Global capitalism is characterized through a vocabulary of seamless circulation, but the Chokepoints project emphasizes that in reality mobility of all kinds is constantly channeled, restricted, constricted—and choked. From 2015 onwards, I have been part of a team of geographers and anthropologists who are researching global chokepoints of trade such as ports, straits, tunnels and passes. While chokepoints are central to the imaginaries of policymakers and logistics managers, these sites have hitherto evaded anthropological and ethnographic engagement. My current research focuses on port-making and unmaking in the Indian Ocean as well as everyday forms of navigation at sea. Funded by the National Science Foundation and the Social Science Research Council this project has entailed ethnographic research in a number of ports on both sides of the Bab-el-Mandeb and fieldwork onboard containerships as they sail from Europe to Asia to understand the labor of navigating global maritime highways.
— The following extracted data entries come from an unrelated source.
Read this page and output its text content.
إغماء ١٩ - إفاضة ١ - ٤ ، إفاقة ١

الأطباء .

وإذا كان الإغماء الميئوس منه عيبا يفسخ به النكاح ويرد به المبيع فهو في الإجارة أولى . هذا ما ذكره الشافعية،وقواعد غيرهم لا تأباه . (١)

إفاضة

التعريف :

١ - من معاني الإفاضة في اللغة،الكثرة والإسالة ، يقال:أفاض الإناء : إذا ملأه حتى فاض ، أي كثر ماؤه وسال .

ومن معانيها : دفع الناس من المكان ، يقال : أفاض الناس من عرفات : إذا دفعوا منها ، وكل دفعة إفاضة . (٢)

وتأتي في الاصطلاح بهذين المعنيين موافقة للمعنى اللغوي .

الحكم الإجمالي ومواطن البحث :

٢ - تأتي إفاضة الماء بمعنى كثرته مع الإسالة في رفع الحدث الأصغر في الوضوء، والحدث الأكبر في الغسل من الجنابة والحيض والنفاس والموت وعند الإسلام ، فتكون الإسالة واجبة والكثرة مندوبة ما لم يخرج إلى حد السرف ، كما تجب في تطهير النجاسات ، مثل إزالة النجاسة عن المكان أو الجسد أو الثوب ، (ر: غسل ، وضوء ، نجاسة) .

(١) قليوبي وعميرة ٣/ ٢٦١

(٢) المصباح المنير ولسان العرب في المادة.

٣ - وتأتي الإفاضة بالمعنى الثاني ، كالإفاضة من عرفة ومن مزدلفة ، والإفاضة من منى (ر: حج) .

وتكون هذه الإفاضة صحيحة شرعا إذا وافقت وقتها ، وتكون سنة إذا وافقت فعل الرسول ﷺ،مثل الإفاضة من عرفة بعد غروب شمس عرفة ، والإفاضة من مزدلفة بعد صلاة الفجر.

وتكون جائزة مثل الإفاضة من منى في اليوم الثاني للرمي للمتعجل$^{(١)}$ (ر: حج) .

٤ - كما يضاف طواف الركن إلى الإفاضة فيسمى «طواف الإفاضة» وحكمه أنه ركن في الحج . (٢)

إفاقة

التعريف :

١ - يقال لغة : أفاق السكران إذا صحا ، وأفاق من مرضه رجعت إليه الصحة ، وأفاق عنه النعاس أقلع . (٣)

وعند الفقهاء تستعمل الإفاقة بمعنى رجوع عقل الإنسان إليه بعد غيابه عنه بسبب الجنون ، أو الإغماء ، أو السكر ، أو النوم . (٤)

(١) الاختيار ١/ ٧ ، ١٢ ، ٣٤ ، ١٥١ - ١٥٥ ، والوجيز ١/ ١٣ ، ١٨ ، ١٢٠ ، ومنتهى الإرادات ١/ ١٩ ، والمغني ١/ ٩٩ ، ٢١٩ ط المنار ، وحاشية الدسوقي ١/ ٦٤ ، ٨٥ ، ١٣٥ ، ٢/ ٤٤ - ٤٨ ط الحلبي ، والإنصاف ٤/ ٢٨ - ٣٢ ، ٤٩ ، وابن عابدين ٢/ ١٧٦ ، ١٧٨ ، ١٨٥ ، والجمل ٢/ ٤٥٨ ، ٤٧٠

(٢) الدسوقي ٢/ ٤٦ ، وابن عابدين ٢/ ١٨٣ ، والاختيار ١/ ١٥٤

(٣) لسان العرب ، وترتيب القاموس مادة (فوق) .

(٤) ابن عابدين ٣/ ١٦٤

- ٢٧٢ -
The Oceans lab supports interdisciplinary research, writing and advocacy on maritime issues related to climate change, livelihoods, including questions on race, labor and inequality, migration and geopolitics across oceanic spaces. In addition, the lab provides collaborative possibilities to build digital platforms and resources as well as communicate research to broader audiences. A key goal of the Oceans Lab is making legible and tangible the importance of oceanic spaces in structuring forms of polity, economy, and sociality. Additionally, the Lab seeks to develop collaborative forms of conceptual and methodological resources to study oceans and other transregional spaces.